Les articles publiés dans la rubrique Des pratiques à notre image découlent de certaines des conférences présentées dans le cadre de ce symposium. Quant à la rubrique Le dossier, elle ajoute une dimension théorique à la réflexion sur le profilage social en proposant des articles de chercheures et chercheurs qui ont étudié diverses manifestations du profilage social ainsi que leurs conséquences sur les différentes populations ciblées.

Le dossier débute par un article de Françoise Vanhamme, qui discute de l’organisation sociale de la mise en liberté provisoire et de ses effets de profilage. L’auteure explore les logiques d’action qui mènent à une décision de mise en liberté ou en détention provisoire de la part des juges de paix de l’Ontario et du Québec. Elle conclut que ces logiques, ancrées dans des nécessités professionnelles, favorisent la mise en détention provisoire des justiciables socialement marginalisés et représentent ainsi une forme de profilage social au sein de notre système de justice pénale.

Geneviève Nault, Émilie Couture-Glassco et Katharine Larose-Hébert présentent une analyse préliminaire des résultats d’une recherche communautaire en cours, menée collectivement avec des personnes profilées ainsi que des intervenantes et intervenants communautaires qui les soutiennent. Les auteures cherchent à comprendre le profilage social à la lumière d’une perspective interactionniste mettant l’accent sur la théorie de l’étiquetage. Elles étudient le contexte dans lequel s’inscrit et se manifeste ce phénomène et examinent l’identité des agents profileurs et des personnes profilées, le rôle des intervenantes et intervenants dans le processus de profilage, et les conséquences de celui-ci sur les personnes qui en sont victimes.
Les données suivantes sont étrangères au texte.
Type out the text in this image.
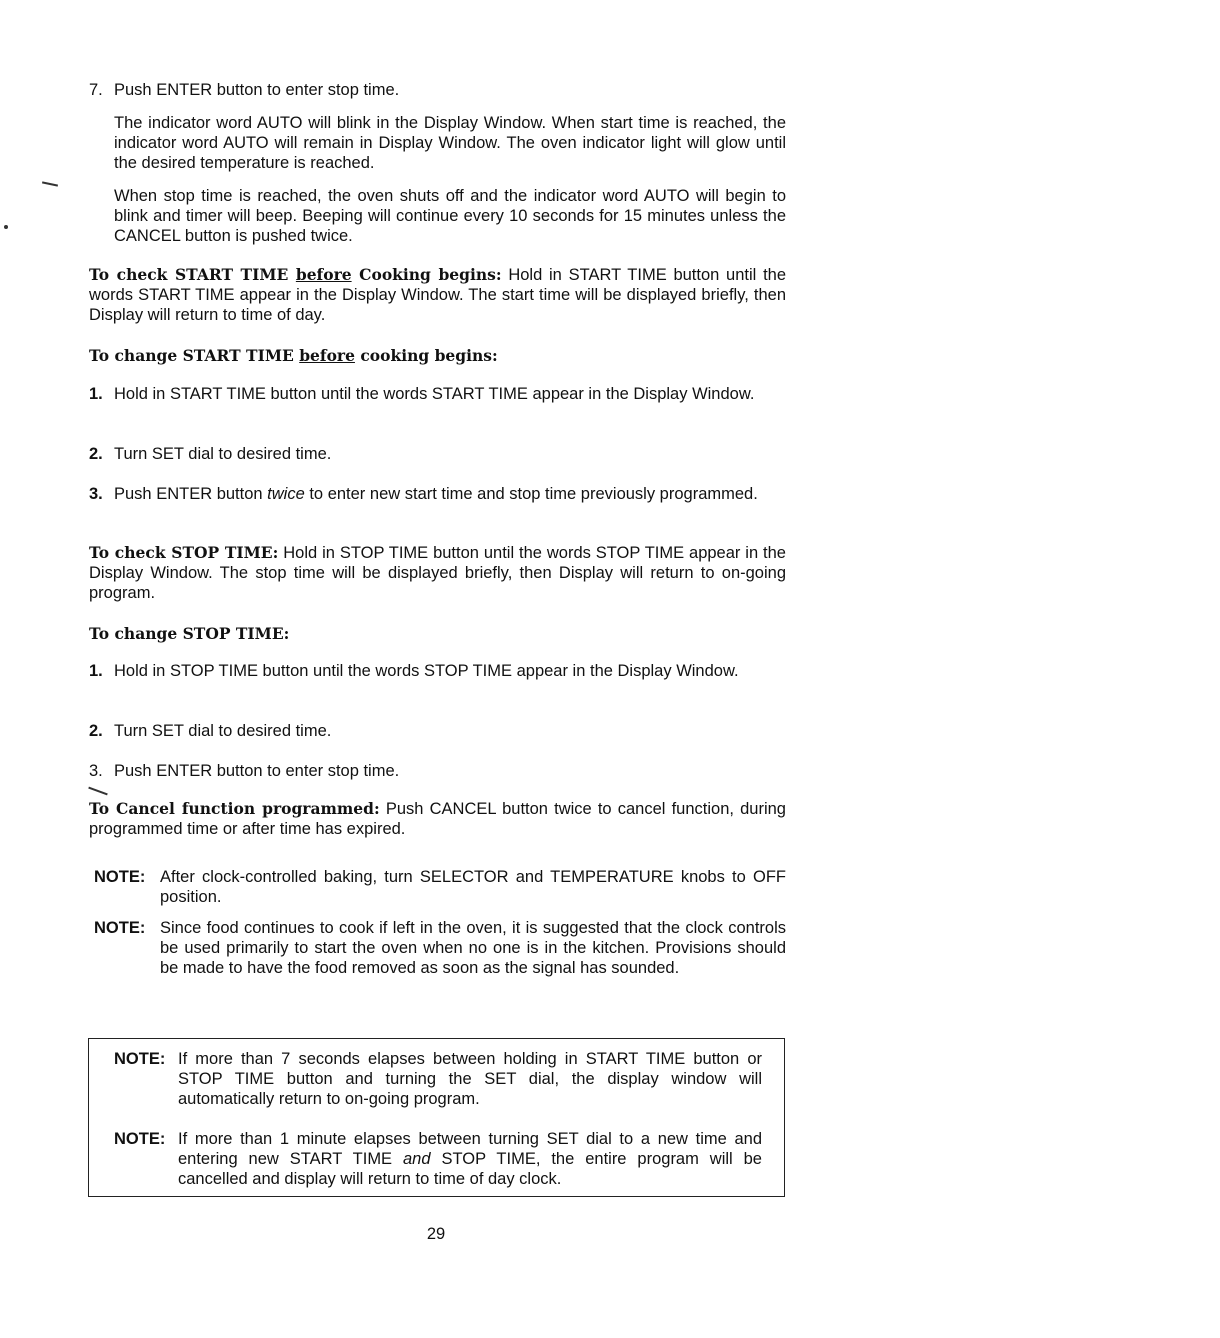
7. Push ENTER button to enter stop time.

The indicator word AUTO will blink in the Display Window. When start time is reached, the indicator word AUTO will remain in Display Window. The oven indicator light will glow until the desired temperature is reached.

When stop time is reached, the oven shuts off and the indicator word AUTO will begin to blink and timer will beep. Beeping will continue every 10 seconds for 15 minutes unless the CANCEL button is pushed twice.

To check START TIME before Cooking begins: Hold in START TIME button until the words START TIME appear in the Display Window. The start time will be displayed briefly, then Display will return to time of day.

To change START TIME before cooking begins:

1. Hold in START TIME button until the words START TIME appear in the Display Window.
2. Turn SET dial to desired time.
3. Push ENTER button twice to enter new start time and stop time previously programmed.

To check STOP TIME: Hold in STOP TIME button until the words STOP TIME appear in the Display Window. The stop time will be displayed briefly, then Display will return to on-going program.

To change STOP TIME:

1. Hold in STOP TIME button until the words STOP TIME appear in the Display Window.
2. Turn SET dial to desired time.
3. Push ENTER button to enter stop time.

To Cancel function programmed: Push CANCEL button twice to cancel function, during programmed time or after time has expired.

NOTE: After clock-controlled baking, turn SELECTOR and TEMPERATURE knobs to OFF position.
NOTE: Since food continues to cook if left in the oven, it is suggested that the clock controls be used primarily to start the oven when no one is in the kitchen. Provisions should be made to have the food removed as soon as the signal has sounded.
NOTE: If more than 7 seconds elapses between holding in START TIME button or STOP TIME button and turning the SET dial, the display window will automatically return to on-going program.
NOTE: If more than 1 minute elapses between turning SET dial to a new time and entering new START TIME and STOP TIME, the entire program will be cancelled and display will return to time of day clock.
29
Pour leur part, Carol Kauppi, Henri Pallard et Vivian Ellery analysent les récits de personnes sans abri afin de comprendre comment leurs interactions avec les policiers témoignent de profilage racial et social. À la lumière de leurs résultats, les auteures et auteur concluent que le profilage social se révèle un concept plus pertinent que le profilage racial selon les expériences vécues par les personnes sans abri, puisque l’ensemble des personnes sans abri se voit infliger un traitement éprouvant, voire violent, qui porte atteinte aux droits de la personne et notamment aux droits garantis par la Charte canadienne des droits et libertés.

Dans le quatrième article du Dossier, Suzanne Bouclin présente la réalité du profilage social à Ottawa, ainsi que le rôle que joue le Programme de contestation des contraventions (PCC) dans la lutte contre ce phénomène. L’auteure trace un profil démographique de l’itinérance à Ottawa ainsi qu’un historique du travail du PCC, pour ensuite dresser un bilan des diverses dispositions réglementaires et législatives soutenant le profilage social des personnes en situation d’itinérance. Elle conclut son article en présentant certains défis auxquels fait face le PCC en vue de faciliter l’accès à la justice pour les personnes en situation d’itinérance à Ottawa.

La rubrique Des pratiques à notreimage propose tout d’abord trois articles sur des pratiques innovatrices visant à lutter contre le profilage social et ses conséquences. Dans le premier article, Maxime Couillard et Françoise Laforce-Lafontaine dépeignent la réalité du profilage social à Québec. Ils analysent une pratique innovatrice de revendication publique mise en oeuvre par l’organisme communautaire Ligue des droits et libertés pour dénoncer une de ses conséquences les plus importantes, en l’occurrence l’emprisonnement pour non-paiement d’amendes.

Dans le deuxième article, Bernard St-Jacques examine et analyse les actions entreprises par le Réseau d’aide aux personnes seules et itinérantes de Montréal (RAPSIM) pour dénoncer le profilage social et lutter contre celui-ci. L’auteur présente la pratique innovatrice de défense des droits, Opération Droits Devant, et décrit comment les efforts de celle-ci ont mené la Commission des droits de la personne et des droits de la jeunesse du Québec à publier en 2009 un rapport dénonçant le profilage social.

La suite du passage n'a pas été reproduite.